HIV persistence despite antiretroviral treatment depends in part on which human genes the virus integrates, according to a new study by the University of Washington Schools of Public Health and Medicine, Seattle Children’s Research Institute, and the Fred Hutchinson Cancer Research Center.
Lead co-author Dr. Sherry McLaughlin, a senior scientist at Seattle Children’s, developed the test to analyze where HIV integrates into human chromosomes. The team analyzed 532 infected cells and sequenced the human chromosome where each virus was inserted, called the integration site. Specimens were analyzed from three individuals at three time points over approximately a dozen years of anti-HIV treatment.
The researchers discovered that when HIV inserts into cancer genes, the human cells proliferate more than when inserted into other genes, with the proliferating cells forming clones of infected cells. The novel insights into the mechanisms that allow HIV to persist should not only help design better therapies, but may also improve our understanding as to why effective HIV treatment does not lead to a normal life expectancy, said senior author Dr. Lisa Frenkel, adjunct professor of global health at the School of Public Health.

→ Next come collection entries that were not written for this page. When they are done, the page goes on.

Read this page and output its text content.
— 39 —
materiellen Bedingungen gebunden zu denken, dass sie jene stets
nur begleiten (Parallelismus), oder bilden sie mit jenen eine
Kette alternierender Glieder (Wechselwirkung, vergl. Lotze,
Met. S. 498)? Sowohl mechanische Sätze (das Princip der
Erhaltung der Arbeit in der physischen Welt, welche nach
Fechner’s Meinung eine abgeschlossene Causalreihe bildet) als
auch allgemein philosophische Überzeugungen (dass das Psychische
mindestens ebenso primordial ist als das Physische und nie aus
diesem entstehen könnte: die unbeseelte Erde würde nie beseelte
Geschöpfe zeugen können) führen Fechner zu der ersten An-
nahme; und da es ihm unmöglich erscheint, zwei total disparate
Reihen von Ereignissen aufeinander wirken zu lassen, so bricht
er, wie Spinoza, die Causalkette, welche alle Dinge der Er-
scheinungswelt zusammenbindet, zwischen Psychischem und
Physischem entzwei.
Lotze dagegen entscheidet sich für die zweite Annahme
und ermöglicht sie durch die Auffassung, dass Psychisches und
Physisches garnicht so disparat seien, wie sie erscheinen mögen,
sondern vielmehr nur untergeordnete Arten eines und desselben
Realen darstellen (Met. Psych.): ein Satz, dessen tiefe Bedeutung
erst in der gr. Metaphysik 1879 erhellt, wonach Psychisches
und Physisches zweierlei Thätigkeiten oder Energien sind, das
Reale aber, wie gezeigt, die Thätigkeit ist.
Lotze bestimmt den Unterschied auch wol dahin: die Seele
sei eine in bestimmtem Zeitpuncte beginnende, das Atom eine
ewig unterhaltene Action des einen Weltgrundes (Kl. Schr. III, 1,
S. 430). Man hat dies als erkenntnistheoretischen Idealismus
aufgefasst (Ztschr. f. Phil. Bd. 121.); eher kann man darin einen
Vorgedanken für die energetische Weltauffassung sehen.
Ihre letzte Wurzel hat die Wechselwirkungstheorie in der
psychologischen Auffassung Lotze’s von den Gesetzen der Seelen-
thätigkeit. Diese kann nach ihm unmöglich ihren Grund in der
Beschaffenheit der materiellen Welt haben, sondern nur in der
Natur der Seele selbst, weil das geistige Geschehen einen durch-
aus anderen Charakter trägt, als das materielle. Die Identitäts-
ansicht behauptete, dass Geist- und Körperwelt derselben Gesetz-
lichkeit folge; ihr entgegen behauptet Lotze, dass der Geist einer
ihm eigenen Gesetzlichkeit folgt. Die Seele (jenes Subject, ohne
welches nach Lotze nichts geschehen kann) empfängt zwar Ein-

Dr. Frenkel, also professor of pediatrics and laboratory medicine at the UW and co-director of the Center for Global Infectious Disease Research at Seattle Children’s, noted the findings were made possible by a large team, including participants who volunteered to be studied over nearly 15 years. The study appeared in the August 1 issue of Science.
“The research brings us closer to understanding why HIV is such a long-lasting infection and may lead us to new avenues to cure HIV,” said co-lead author Dr. Thor A. Wagner, an assistant professor at the University of Washington and Seattle Children’s. Additional co-authors from the UW and Fred Hutchinson center were Drs. Paul T. Edlefsen, Kavita Garg, Charles Cheung, and James Mullins.